Cromwel, irrité que les Hollandois euſſent été favorables aux malheureux Stuarts, & donnâſſent un aſyle aux Anglois qu’il avoit proſcrits ; indigné que la république des Provinces-Unies affectât l’empire des mers ; fier de ſes ſuccès ; ſentant ſes forces & celles de la nation à laquelle il commandoit, voulut la faire reſpecter & ſe venger. Il déclara la guerre à la Hollande.

De toutes les guerres maritimes dont l’hiſtoire a conſervé le ſouvenir, c’eſt la plus ſavante ; la plus illuſtre, par la capacité des chefs & le courage des matelots ; la plus féconde en combats opiniâtres & meurtriers.

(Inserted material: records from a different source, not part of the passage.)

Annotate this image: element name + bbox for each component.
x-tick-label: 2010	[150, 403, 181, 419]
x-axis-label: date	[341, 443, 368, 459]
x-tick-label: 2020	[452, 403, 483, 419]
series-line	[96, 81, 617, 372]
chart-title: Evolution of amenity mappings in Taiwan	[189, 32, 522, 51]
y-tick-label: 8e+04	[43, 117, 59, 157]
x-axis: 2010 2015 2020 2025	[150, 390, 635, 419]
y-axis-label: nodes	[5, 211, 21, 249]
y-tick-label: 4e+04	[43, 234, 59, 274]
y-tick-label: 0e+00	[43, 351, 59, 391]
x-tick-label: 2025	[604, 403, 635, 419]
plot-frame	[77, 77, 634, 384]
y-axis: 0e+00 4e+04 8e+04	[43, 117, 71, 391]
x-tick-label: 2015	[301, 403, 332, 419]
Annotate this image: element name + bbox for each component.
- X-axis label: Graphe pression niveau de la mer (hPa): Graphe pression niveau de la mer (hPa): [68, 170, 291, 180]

Les Anglois eurent l’avantage, & ils le durent à la grandeur de leurs vaiſſeaux, que l’Europe a imitée depuis.

Le protecteur, qui donna la loi, ne fit pas pour les Indes tout ce qu’il pouvoit. Il ſe contenta d’y aſſurer le commerce Anglois, de faire déſavouer le maſſacre d’Amboine ; & de preſcrire des dédommagemens pour les deſcendans des malheureuſes victimes de cette action horrible. On ne fit nulle mention, dans le traité, des forts que les Hollandois avoient enlevés à la nation dans l’iſle de Java, & dans pluſieurs des Moluques. À la vérité, la reſtitution de l’iſle de Pouleron fut ſtipulée ; mais les arbres à épiceries y furent tous arrachés, avant qu’elle repaſſât ſous les loix de ſes anciens maîtres. Comme ſon ſol lui reſtoit cependant toujours, & qu’avec le tems, il pouvoit mettre obſtacle au monopole que la Hollande vouloit exercer, on la conquit de nouveau en 1666 ; & les inſtances de la France ne réuſſirent pas à en arracher le ſacrifice à la république.